Just because you have a motion disability, it doesn’t mean you can’t engage in a team sport. Almost every team sport you can think of can still be enjoyed in some capacity, so it’s a good idea to go out and take a look at what’s on offer in your local area. 

If you want some inspiration, have a look at the sorts of events that take place at the Paralympics. You can be sure that there are entry-level clubs for every discipline you see! 

9) Weights 

You may not want to use weights to become a bodybuilder (or maybe you do!), but they are an important part of any exercise regime for a reason. Using weights regularly will build up your strength and resilience and help to combat some of the issues that may coincide with your motion disability. 

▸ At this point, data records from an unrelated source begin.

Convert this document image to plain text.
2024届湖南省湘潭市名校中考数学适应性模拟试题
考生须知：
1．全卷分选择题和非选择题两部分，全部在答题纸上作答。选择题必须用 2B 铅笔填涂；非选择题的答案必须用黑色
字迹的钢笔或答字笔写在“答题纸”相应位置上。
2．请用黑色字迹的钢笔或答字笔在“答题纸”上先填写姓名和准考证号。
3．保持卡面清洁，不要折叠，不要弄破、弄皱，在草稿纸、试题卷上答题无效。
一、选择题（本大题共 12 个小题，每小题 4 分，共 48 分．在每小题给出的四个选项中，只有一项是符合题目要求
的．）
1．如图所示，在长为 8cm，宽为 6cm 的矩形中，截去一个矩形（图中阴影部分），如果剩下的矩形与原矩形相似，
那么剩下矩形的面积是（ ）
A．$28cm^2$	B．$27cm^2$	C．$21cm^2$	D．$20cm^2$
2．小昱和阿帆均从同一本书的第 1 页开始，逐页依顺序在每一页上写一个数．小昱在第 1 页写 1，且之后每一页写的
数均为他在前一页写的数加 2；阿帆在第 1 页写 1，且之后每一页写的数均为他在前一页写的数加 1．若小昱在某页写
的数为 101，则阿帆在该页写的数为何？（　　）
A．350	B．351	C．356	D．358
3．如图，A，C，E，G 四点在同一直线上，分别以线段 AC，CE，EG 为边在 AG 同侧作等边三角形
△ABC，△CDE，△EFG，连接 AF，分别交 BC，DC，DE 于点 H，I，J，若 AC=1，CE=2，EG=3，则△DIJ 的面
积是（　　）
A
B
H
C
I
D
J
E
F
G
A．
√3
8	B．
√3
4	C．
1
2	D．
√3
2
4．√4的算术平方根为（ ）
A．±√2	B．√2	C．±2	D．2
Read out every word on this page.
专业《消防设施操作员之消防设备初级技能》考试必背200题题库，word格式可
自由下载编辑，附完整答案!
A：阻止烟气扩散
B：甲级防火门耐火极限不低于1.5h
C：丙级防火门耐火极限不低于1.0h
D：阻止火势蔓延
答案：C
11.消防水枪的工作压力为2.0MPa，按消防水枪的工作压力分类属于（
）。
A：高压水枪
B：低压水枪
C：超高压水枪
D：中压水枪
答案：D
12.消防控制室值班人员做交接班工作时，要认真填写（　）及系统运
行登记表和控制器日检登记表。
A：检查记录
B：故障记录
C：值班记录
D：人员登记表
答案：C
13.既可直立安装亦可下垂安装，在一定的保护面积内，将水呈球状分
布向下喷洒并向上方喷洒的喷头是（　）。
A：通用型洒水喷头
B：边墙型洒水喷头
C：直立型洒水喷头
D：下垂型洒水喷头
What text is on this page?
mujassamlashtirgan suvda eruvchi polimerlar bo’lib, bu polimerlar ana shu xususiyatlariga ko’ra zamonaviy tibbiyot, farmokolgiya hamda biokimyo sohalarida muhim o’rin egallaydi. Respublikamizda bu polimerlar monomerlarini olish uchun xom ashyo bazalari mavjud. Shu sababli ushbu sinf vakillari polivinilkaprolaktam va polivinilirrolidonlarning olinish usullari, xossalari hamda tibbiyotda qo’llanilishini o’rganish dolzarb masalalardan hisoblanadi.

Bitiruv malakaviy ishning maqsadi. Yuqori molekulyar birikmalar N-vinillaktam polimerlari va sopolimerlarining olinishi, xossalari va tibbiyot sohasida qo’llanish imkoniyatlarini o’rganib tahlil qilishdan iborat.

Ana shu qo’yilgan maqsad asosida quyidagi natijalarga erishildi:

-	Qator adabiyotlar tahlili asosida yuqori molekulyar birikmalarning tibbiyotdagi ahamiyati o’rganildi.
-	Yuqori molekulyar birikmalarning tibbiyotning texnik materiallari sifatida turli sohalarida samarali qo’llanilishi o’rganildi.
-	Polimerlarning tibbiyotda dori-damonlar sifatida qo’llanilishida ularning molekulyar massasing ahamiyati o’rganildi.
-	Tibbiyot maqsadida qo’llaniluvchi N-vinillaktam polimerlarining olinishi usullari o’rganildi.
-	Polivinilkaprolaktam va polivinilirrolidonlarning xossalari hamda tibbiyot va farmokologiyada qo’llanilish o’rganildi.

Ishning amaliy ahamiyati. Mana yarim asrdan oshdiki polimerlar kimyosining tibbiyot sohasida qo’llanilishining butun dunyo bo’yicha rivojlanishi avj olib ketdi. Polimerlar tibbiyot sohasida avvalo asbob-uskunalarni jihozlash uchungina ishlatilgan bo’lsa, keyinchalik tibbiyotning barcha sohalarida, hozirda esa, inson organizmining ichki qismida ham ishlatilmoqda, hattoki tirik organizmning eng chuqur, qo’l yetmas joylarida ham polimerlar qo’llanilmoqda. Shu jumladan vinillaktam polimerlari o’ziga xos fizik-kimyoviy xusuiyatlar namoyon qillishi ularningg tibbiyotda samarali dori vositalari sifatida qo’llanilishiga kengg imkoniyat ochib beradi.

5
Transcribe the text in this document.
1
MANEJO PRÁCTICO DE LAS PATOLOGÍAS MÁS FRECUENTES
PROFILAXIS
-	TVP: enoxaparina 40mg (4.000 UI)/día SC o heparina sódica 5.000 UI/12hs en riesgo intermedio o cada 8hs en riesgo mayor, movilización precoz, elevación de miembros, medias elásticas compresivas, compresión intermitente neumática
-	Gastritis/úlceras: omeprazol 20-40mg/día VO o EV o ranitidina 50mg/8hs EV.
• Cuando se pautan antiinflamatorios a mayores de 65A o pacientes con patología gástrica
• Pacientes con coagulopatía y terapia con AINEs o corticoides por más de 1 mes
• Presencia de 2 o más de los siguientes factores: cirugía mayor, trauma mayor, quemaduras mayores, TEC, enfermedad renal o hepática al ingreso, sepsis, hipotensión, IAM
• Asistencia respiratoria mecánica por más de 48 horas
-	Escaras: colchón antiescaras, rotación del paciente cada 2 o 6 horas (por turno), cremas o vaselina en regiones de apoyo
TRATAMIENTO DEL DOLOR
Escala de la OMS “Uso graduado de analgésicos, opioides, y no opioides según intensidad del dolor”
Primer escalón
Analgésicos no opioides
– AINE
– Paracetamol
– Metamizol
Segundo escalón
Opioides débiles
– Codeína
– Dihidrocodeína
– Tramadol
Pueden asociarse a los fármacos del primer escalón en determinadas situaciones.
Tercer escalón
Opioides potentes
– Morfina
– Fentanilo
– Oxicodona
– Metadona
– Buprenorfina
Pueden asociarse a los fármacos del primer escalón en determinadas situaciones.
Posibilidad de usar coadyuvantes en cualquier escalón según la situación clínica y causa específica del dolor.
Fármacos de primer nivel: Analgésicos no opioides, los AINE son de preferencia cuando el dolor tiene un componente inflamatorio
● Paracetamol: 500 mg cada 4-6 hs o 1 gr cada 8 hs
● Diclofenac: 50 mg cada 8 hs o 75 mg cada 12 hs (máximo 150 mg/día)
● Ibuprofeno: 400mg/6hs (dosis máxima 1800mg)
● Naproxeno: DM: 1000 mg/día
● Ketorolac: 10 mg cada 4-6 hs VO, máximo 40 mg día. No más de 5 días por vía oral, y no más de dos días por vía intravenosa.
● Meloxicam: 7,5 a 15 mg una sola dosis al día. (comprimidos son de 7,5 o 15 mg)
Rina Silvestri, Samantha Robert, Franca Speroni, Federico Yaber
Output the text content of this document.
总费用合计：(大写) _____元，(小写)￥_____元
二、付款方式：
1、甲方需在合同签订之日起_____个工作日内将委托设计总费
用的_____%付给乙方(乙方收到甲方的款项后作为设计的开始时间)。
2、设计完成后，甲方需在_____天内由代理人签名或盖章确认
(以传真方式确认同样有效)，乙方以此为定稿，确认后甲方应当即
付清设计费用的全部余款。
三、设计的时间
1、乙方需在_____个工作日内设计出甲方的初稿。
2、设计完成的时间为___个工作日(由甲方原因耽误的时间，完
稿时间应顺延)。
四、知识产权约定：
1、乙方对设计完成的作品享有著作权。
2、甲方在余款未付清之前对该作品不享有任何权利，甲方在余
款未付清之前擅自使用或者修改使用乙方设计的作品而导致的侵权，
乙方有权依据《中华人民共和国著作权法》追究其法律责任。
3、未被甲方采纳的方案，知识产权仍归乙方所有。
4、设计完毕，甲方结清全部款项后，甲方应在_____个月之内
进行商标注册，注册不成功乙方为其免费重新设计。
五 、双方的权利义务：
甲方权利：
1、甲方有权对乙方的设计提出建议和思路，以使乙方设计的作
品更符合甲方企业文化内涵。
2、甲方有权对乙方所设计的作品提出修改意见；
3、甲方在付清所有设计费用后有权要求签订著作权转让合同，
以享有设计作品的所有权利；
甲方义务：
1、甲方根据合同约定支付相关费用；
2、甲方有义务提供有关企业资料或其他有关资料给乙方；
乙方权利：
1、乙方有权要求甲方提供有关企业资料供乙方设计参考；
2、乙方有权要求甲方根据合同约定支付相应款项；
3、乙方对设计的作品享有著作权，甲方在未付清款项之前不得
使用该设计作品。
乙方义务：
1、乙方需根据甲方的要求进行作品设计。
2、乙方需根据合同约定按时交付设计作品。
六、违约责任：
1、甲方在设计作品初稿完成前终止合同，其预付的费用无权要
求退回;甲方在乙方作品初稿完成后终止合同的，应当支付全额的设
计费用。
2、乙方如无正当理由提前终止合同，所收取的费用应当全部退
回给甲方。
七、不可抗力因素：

As should always be the case with weights, it’s important to start light and work your way up. Pushing yourself with heavy weights can result in an injury, so always be sure to take it steady at first. 

Are You Looking to Exercise with a Motion Disability? 

So, there you have it! As you can probably tell, there are countless different exercises you can do if you have a motion disability. The best advice is to experiment with which ones you feel comfortable with, and adapt them as you see fit, matching what your body is capable of. It is also recommended to hire a physical therapist for private sessions, which should be valid under the NDIS plan.